On April 10, Big Bird will make a new friend, Julia. Julia is a 4-year-old autistic girl with bright orange muppet hair. She is an integrated member of the community with unique behaviors, just like everyone else on Sesame Street. She is emphatically not a collection of deficiencies. Julia laughs, Julia sings, Julia plays tag, Julia sometimes ignores other characters, and Julia perseverates. Julia’s an asset to the team when they play a game of searching for shapes. I sing in the chorus of those who are thrilled that she will be joining the show. This could be a game-changer for the way the generation now in preschool perceives developmental differences.
I’m not sure, though, that toddlers are the most important audience for Sesame Street’s initiative. In my experience, young children accept any playmate who is not hostile. It is the parents who usually communicate discomfort, caution or pity, and it is the parents who have the most to learn. Sometimes those are parents of other children on the playground, but often those are parents of the autistic children themselves—parents who are trying to figure out their new world. So parents, please head to the section on the accompanying website (which has been up since October 2015) called “Videos for Parents.”
The parent section includes 11 videos of real families, all thoughtful, honest, and positive. I only cringe when we are told that a little boy is being taught to make eye contact. (I’m of the camp that believes forcing eye contact hinders autists’ efforts to interact and serves only to mollify my discomfort.) But people who know me know that a single, tiny cringe from a whole series constitutes a major endorsement. The series includes a laudably diverse group of young children with autism, both in ethnic terms and in terms of their autistic expression. Some of the children are verbal and one communicates exclusively through a tablet and gestures. All of the families include siblings, and I love the commentaries and images of the sibs as they interact with their autistic brothers and sisters. None of these children express pity or shame; they love their sibs, describe matter-of-factly how they communicate together, explain what their sib’s stimming manifests, and emphasize how they love and enjoy time as a family. Several of the videos include a muppet who asks questions about how to engage the child with autism. The advice, from “It’s just hard for her to talk when she’s swinging,” to “Sometimes he needs to take a break from other people,” to “Everybody likes to play chase” is spot on.
These videos do not sugarcoat the experience of parenting a child with special needs. The parents talk about exhaustion, stress, and the pain of realizing experiences shared with the child will not include expected activities such as learning to play baseball. They talk about the need to learn patience, and the times when “I totally lost my cool.” Their observations, their pain, their determination, and their pride resonate deeply with me.
One pleasant surprise was the producers’ choice to include interview scenes addressing a particularly touchy topic: the parenting dynamic between spouses in a family with a special-needs child. Every one of the videos follows a two-parent, heterosexual, nuclear family. Two of the segments interview fathers, while one interviews a mother. Both fathers are deeply involved with their children, but both admit that their wives manage the bulk of the child rearing, particularly for the child with special needs. The mother interviewed in the third clip affirms this perception of her and her husband’s roles.

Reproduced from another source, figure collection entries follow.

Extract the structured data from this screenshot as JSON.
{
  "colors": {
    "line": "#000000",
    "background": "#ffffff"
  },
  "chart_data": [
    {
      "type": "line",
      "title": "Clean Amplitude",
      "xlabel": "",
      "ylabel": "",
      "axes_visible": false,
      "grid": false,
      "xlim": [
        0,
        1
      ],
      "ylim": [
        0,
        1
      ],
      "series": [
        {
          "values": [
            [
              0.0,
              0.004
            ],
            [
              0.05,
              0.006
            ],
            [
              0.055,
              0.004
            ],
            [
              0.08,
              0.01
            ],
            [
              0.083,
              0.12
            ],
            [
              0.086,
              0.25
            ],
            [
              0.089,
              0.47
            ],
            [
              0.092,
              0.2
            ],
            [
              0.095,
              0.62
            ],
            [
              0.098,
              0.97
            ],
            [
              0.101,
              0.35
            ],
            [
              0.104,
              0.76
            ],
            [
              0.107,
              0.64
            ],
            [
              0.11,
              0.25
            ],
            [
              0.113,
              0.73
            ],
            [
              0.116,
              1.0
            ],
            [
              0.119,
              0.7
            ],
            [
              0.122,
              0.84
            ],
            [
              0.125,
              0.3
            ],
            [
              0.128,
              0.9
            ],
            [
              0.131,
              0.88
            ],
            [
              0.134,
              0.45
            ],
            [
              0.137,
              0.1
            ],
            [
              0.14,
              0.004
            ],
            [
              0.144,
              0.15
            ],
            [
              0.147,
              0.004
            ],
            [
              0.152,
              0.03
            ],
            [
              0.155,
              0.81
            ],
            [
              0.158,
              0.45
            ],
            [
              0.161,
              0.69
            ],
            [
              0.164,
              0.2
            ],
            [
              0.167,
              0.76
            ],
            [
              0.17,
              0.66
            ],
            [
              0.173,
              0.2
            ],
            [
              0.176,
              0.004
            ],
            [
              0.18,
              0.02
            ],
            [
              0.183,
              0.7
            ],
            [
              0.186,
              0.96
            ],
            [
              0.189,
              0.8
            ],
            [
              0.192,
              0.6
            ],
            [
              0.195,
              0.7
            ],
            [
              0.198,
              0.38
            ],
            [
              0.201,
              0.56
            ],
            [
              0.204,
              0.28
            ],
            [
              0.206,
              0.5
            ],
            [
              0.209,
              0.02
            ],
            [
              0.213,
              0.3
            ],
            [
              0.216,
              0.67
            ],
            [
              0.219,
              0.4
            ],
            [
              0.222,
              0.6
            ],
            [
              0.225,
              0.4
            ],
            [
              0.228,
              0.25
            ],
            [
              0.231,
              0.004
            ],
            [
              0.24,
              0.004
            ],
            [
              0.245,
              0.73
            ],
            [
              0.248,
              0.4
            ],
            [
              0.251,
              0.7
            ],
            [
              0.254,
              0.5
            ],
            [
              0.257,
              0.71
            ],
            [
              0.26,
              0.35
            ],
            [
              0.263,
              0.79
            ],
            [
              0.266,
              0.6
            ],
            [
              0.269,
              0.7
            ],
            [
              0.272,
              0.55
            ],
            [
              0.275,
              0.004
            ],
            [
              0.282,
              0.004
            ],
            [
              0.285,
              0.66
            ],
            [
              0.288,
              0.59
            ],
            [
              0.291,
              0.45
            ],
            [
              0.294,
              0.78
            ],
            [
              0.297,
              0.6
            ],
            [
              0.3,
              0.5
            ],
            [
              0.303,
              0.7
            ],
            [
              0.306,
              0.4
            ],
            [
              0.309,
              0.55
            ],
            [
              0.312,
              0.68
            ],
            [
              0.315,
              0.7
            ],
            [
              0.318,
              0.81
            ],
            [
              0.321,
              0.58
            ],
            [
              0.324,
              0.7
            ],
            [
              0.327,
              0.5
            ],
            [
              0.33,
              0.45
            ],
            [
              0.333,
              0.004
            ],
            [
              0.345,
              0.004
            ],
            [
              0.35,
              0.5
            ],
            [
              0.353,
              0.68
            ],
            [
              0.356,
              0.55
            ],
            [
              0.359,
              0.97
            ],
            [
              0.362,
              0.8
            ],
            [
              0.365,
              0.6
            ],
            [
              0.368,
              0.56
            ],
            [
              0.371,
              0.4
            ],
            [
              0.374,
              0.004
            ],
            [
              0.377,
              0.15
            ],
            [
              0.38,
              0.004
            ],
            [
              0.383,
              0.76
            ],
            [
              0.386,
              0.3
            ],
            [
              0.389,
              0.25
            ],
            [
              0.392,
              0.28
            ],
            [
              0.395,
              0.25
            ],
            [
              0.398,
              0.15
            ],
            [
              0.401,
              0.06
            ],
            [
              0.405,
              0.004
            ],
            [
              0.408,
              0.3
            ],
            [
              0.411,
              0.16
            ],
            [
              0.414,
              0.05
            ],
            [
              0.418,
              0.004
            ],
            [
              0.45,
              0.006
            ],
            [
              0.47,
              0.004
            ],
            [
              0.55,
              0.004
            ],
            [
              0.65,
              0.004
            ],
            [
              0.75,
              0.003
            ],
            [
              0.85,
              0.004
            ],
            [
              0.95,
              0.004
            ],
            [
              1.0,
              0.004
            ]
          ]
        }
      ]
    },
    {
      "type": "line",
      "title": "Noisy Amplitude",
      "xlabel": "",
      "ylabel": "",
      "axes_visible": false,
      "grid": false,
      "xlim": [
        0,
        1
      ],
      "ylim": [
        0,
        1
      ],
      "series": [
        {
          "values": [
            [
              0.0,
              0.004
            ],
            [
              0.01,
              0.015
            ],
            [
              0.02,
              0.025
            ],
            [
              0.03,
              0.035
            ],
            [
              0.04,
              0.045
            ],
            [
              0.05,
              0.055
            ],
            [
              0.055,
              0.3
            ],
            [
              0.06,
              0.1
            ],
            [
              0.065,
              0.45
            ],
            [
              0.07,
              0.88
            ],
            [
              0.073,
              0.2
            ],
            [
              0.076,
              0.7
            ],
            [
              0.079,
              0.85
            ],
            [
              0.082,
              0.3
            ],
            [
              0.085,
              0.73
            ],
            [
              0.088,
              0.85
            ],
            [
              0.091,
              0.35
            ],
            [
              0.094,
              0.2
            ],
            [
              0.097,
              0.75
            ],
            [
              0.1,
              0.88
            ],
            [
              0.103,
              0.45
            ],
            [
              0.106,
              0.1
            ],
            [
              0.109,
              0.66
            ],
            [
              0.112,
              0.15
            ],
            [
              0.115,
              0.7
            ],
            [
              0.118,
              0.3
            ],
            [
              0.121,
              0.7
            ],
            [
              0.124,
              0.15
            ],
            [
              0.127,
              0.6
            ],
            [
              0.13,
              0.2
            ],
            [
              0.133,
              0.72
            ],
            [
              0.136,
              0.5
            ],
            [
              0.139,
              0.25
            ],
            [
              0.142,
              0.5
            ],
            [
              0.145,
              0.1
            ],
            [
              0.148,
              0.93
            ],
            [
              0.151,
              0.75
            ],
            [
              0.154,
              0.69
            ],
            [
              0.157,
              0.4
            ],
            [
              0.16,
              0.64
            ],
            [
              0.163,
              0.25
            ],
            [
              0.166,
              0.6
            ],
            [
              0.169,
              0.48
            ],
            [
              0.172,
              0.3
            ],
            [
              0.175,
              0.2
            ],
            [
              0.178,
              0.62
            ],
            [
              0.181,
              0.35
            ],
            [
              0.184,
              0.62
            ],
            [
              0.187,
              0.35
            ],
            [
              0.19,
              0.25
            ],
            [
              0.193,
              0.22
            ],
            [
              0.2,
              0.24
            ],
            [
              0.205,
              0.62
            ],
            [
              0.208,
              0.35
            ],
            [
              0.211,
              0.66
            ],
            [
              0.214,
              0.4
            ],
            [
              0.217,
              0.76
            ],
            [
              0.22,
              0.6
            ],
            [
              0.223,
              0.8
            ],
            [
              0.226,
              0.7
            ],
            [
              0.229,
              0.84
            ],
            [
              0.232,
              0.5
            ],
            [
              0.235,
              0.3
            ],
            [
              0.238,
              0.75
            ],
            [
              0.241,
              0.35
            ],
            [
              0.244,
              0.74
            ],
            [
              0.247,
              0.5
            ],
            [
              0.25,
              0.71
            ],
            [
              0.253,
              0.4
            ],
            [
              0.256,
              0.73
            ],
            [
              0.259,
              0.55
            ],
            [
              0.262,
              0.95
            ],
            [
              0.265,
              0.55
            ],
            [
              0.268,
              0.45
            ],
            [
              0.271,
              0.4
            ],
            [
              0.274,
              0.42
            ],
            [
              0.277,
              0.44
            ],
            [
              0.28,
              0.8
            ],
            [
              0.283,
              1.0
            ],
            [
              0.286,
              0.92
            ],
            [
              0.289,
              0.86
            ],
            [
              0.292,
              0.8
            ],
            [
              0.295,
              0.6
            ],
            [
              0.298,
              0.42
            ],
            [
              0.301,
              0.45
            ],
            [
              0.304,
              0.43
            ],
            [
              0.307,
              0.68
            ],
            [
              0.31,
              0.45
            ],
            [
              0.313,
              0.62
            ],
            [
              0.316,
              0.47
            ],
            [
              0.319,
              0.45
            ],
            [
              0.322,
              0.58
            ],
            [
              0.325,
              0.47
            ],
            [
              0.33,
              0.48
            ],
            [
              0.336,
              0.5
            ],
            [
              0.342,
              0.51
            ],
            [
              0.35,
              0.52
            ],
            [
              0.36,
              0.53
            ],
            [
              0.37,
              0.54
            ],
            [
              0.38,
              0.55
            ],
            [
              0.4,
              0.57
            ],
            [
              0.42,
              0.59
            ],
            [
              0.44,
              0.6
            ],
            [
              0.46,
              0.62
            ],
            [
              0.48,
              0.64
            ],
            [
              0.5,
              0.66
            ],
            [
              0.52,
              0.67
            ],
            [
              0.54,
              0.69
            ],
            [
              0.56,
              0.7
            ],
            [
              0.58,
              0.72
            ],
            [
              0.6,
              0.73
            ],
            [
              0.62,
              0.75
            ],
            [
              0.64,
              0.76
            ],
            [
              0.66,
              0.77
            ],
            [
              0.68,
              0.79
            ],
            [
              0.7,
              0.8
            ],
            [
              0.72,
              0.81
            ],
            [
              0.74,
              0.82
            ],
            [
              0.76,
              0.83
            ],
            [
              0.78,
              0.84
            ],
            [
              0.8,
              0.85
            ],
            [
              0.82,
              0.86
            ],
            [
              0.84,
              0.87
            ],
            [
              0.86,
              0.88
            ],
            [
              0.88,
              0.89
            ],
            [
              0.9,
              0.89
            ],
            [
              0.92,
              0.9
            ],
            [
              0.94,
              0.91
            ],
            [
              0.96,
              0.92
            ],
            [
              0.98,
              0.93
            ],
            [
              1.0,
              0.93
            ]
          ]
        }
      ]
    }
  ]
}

In my experience and observation of two-parent households, this dynamic holds about 95 percent of the time. When there is a child with special needs, mom usually receives the phone calls from school, schedules the doctor appointments, and soothes the meltdowns. Dad (in the best situations) provides support and respite for mom. If both parents contributed to income generation before the child was born, it is the mother who usually cuts back on her work outside the home if the family’s resources allow.
I find it easy, even reflexive, to resent this unequal division of parenting stress. He has no idea what I deal with all day! But in my calmer moments I understand that my husband’s less in-the-moment experience can serve a beneficial purpose (as, of course, does the income he provides). The mother in Sesame Street’s interview acknowledges it too, and I’d like to call attention to it: “I’m the one who typically does everything special-needs related. While I’m in it and I’m kinda seeing all of these different things, my husband sees the big picture and he’s able to say, ‘Hey, I think you’re doing too much. Like I think you need to let [our son] do this by himself.’ And when I do listen to him, he’s usually right.”
Many parents do not have the benefit of a spouse who is equally, though differently, invested in the child. However, every caregiver can find sources of support who do not need to act and respond at every moment, sources of support who watch our dynamic with our children as closely as we watch our children. We need these people and we need to allow ourselves to hear what they say. Ultimately we may disagree with their suggestions, but allowing ourselves to be vulnerable enough to admit that another perspective about our child and our child rearing exists only benefits our kids. It also relieves us of the burden of having to be right all the time. We are loath to admit our shortcomings, especially because parenting a child with special needs so easily becomes an identity. We create a protective bubble around our child and ourselves. I’ve been there, and I still go there at times. But I do not believe any of us have to be as alone with this challenge or adventure as we sometimes feel. The benefits of allowing support seem obvious; the biggest downside, I think, is that we have to expose our own imperfections. It can be terrifying for sure, but it can also be so liberating. Watch the videos.